Par ailleurs, les collectivités territoriales peuvent instaurer, sur délibération, une exonération totale ou une réduction de 50 % sur, par exemple :
- les enseignes non scellées au sol de moins de 12 m² ;
- les pré-enseignes (inférieures ou supérieures à 1,5 m²) ;
- les dispositifs publicitaires dépendant des concessions municipales d'affichage, ou apposés sur du mobilier urbain (abri-bus par exemple) ou les kiosques à journaux.
Peuvent faire l'objet d'une réduction de 50 % les enseignes dont la superficie est comprise entre 12 m² et 20 m².

Le montant de la TLPE varie selon la nature et la surface des supports publicitaires et la taille de la collectivité (commune ou EPCI).
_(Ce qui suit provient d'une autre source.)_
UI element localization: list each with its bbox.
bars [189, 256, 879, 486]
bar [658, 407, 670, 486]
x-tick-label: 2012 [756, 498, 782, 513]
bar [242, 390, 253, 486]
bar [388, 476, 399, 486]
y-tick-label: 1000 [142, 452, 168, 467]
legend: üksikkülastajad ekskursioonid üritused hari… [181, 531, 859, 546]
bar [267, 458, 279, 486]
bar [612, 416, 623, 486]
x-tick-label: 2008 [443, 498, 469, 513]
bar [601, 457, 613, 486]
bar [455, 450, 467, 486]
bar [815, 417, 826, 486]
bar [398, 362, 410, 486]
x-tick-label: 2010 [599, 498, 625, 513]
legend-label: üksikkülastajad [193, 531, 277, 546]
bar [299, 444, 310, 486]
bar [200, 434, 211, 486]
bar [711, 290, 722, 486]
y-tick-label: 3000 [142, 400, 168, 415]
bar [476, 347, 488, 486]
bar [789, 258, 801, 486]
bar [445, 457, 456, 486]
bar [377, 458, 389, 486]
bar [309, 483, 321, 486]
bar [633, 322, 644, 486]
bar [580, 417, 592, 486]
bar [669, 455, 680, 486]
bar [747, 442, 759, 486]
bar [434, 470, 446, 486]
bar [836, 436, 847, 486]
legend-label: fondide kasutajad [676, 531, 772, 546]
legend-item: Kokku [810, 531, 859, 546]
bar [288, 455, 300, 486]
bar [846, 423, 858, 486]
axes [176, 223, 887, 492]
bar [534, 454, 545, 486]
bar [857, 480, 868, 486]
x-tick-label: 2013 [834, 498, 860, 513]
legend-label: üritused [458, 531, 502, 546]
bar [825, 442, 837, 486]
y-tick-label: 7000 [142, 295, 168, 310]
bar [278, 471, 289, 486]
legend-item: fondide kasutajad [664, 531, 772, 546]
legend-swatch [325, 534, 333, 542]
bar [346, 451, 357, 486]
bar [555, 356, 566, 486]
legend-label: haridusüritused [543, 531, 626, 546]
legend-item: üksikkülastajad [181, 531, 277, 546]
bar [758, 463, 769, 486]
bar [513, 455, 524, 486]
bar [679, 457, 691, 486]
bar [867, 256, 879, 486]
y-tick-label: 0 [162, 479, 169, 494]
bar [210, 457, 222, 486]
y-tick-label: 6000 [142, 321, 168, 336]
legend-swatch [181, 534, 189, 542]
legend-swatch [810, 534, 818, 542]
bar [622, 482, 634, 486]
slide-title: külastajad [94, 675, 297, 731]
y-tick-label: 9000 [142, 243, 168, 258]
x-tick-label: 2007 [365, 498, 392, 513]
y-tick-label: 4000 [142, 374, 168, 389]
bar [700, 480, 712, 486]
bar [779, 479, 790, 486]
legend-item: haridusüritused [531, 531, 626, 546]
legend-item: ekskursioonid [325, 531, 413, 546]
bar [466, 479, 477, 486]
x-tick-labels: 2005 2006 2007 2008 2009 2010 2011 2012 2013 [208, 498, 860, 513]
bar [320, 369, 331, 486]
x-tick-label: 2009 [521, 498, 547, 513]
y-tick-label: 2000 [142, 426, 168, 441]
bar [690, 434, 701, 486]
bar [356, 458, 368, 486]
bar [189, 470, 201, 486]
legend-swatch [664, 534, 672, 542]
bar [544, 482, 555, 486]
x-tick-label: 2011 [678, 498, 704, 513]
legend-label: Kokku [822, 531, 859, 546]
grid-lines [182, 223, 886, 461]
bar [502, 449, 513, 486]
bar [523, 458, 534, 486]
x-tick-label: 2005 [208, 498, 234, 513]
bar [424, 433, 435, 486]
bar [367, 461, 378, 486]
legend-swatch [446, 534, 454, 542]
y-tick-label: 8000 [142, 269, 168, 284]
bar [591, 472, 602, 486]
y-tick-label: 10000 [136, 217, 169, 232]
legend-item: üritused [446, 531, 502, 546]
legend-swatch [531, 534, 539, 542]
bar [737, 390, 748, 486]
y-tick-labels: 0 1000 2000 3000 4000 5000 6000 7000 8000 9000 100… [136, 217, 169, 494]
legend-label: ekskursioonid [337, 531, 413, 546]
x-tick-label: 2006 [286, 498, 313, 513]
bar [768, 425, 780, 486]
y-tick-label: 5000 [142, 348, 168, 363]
Les tarifs sont fixés par délibération du conseil municipal (du comité syndical ou conseil communautaire pour un EPCI), dans la limite de montants maximaux qui sont relevés, chaque année, dans une proportion égale au taux de croissance de l'indice des prix à la consommation hors tabac de l'année N-2.

L'exploitant du dispositif publicitaire, redevable de la taxe, doit effectuer une déclaration annuelle auprès de la mairie ou de l'EPCI :
- avant le 1er mars de l'année d'imposition pour les supports qui existaient au 1er janvier ;
- dans les deux mois suivant la création ou la suppression des dispositifs.

La déclaration comprend notamment la superficie, la nature, le nombre et la date de création ou de suppression de chaque support publicitaire. Certaines mairies mettent en ligne le formulaire de déclaration ou permettent d'effectuer la déclaration directement en ligne.

Une contravention de 4e classe (750 €) s'applique en cas de non-déclaration, de déclaration hors délai, ou de déclaration inexacte ou incomplète. Chaque support donne lieu à une infraction distincte.
En cas d'omission ou d'inexactitude dans la déclaration, le maire ou l'EPCI peut mettre en demeure l'exploitant de la mettre en conformité ; celui-ci dispose de 30 jours pour faire valoir ses arguments.
En cas d'absence de déclaration, l'exploitant est mis en demeure de la produire dans les 30 jours. À défaut, un avis de taxation d'office lui est envoyé, avec un nouveau délai de 30 jours pour faire valoir ses observations. La taxe est payable à partir du 1er septembre de l'année d'imposition.